At a dealership: Ask for an out-the-door price that includes every fee, tax, and add-on. Compare it line by line to the advertised price. If a charge appears on the contract that was not in the ad or the verbal quote, ask what it covers and whether it is optional. Under the FTC’s CARS Rule, dealers must now disclose the total price upfront and cannot charge for add-ons without your express consent. If a dealer refuses to provide a clear breakdown, that is a signal to walk away.

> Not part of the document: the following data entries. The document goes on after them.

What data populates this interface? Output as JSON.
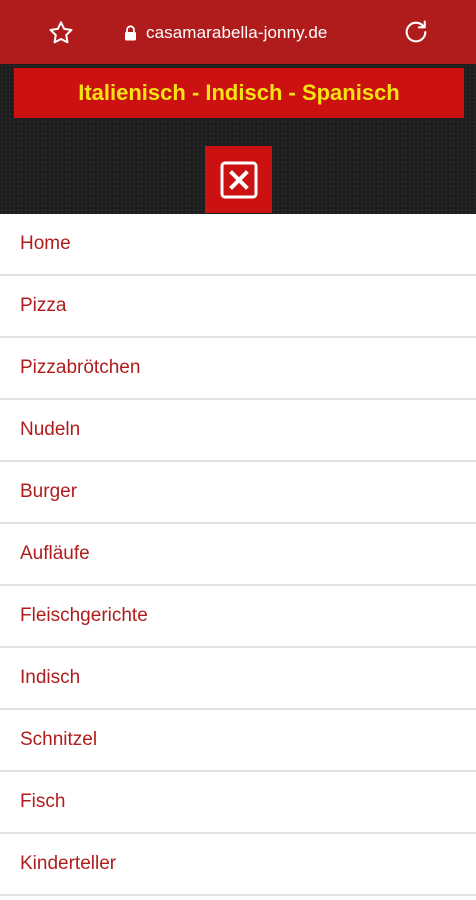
{
  "browser": {
    "url": "casamarabella-jonny.de",
    "icons": [
      "star-icon",
      "lock-icon",
      "reload-icon"
    ]
  },
  "header": {
    "banner_text": "Italienisch - Indisch - Spanisch",
    "close_icon": "close-icon"
  },
  "colors": {
    "brand_red": "#cc1111",
    "browser_red": "#b01c1c",
    "banner_text": "#f6e312",
    "menu_text": "#b01c1c",
    "dark_band": "#1f1f1f"
  },
  "menu": {
    "items": [
      {
        "label": "Home"
      },
      {
        "label": "Pizza"
      },
      {
        "label": "Pizzabrötchen"
      },
      {
        "label": "Nudeln"
      },
      {
        "label": "Burger"
      },
      {
        "label": "Aufläufe"
      },
      {
        "label": "Fleischgerichte"
      },
      {
        "label": "Indisch"
      },
      {
        "label": "Schnitzel"
      },
      {
        "label": "Fisch"
      },
      {
        "label": "Kinderteller"
      }
    ]
  }
}
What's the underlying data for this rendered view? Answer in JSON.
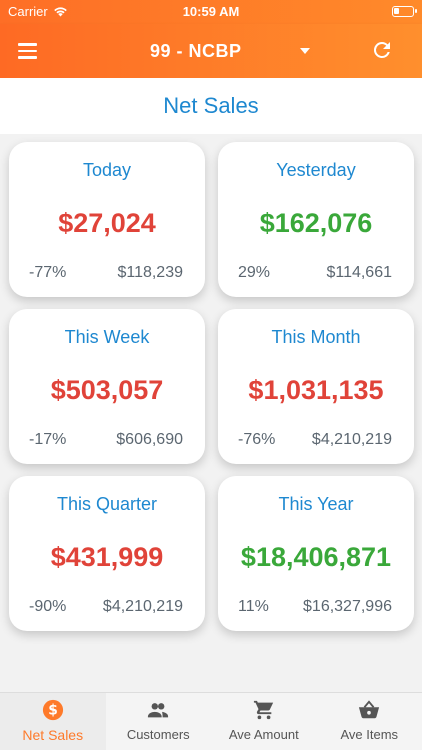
{
  "status_bar": {
    "carrier": "Carrier",
    "time": "10:59 AM"
  },
  "app_bar": {
    "store": "99 - NCBP"
  },
  "page": {
    "title": "Net Sales"
  },
  "colors": {
    "accent": "#fe7a2a",
    "title_blue": "#1e88d0",
    "negative": "#e04339",
    "positive": "#3aa83a"
  },
  "cards": [
    {
      "title": "Today",
      "value": "$27,024",
      "pct": "-77%",
      "prev": "$118,239",
      "trend": "down"
    },
    {
      "title": "Yesterday",
      "value": "$162,076",
      "pct": "29%",
      "prev": "$114,661",
      "trend": "up"
    },
    {
      "title": "This Week",
      "value": "$503,057",
      "pct": "-17%",
      "prev": "$606,690",
      "trend": "down"
    },
    {
      "title": "This Month",
      "value": "$1,031,135",
      "pct": "-76%",
      "prev": "$4,210,219",
      "trend": "down"
    },
    {
      "title": "This Quarter",
      "value": "$431,999",
      "pct": "-90%",
      "prev": "$4,210,219",
      "trend": "down"
    },
    {
      "title": "This Year",
      "value": "$18,406,871",
      "pct": "11%",
      "prev": "$16,327,996",
      "trend": "up"
    }
  ],
  "tabs": [
    {
      "label": "Net Sales",
      "icon": "dollar-icon",
      "active": true
    },
    {
      "label": "Customers",
      "icon": "people-icon",
      "active": false
    },
    {
      "label": "Ave Amount",
      "icon": "cart-icon",
      "active": false
    },
    {
      "label": "Ave Items",
      "icon": "basket-icon",
      "active": false
    }
  ]
}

At a repair shop: Demand a written estimate before any work begins. If the shop calls to say additional repairs are needed, request an updated estimate and note what you approved and when. Insist that tear-down inspections, diagnostic work, and towing be separately disclosed and authorized. In California and Massachusetts, these steps align directly with existing law and make it far easier to challenge improper charges later. In states with weaker rules, written documentation still strengthens your position in a dispute.
If you have already been overcharged: Ask the business, in writing, for an itemized explanation and correction. If that fails, file complaints with your state attorney general’s consumer protection division, your state’s automotive repair regulator (if one exists), and the FTC through its online fraud portal. Keep copies of advertisements, estimates, invoices, and any text or email exchanges. Detailed, well-documented complaints are what trigger the kind of enforcement actions that led to the Lindsay Auto and Lithia Motors cases.
Why prior enforcement cases still matter for spring 2026 buyers
The Lindsay Auto and Lithia Motors cases were filed before the current tax season, but the pricing tactics they document – hidden add-ons, fees excluded from advertised prices, charges added without consent – are not unique to those companies. The CARS Rule, now more than a year old, was built to curb these exact practices across the industry. Whether the rule is being widely followed is a question that only future enforcement data can answer. In the meantime, the documented cases serve as a detailed playbook of what to watch for. A tax refund can cover a reliable car or a needed repair. It should not quietly vanish into a line item nobody asked for.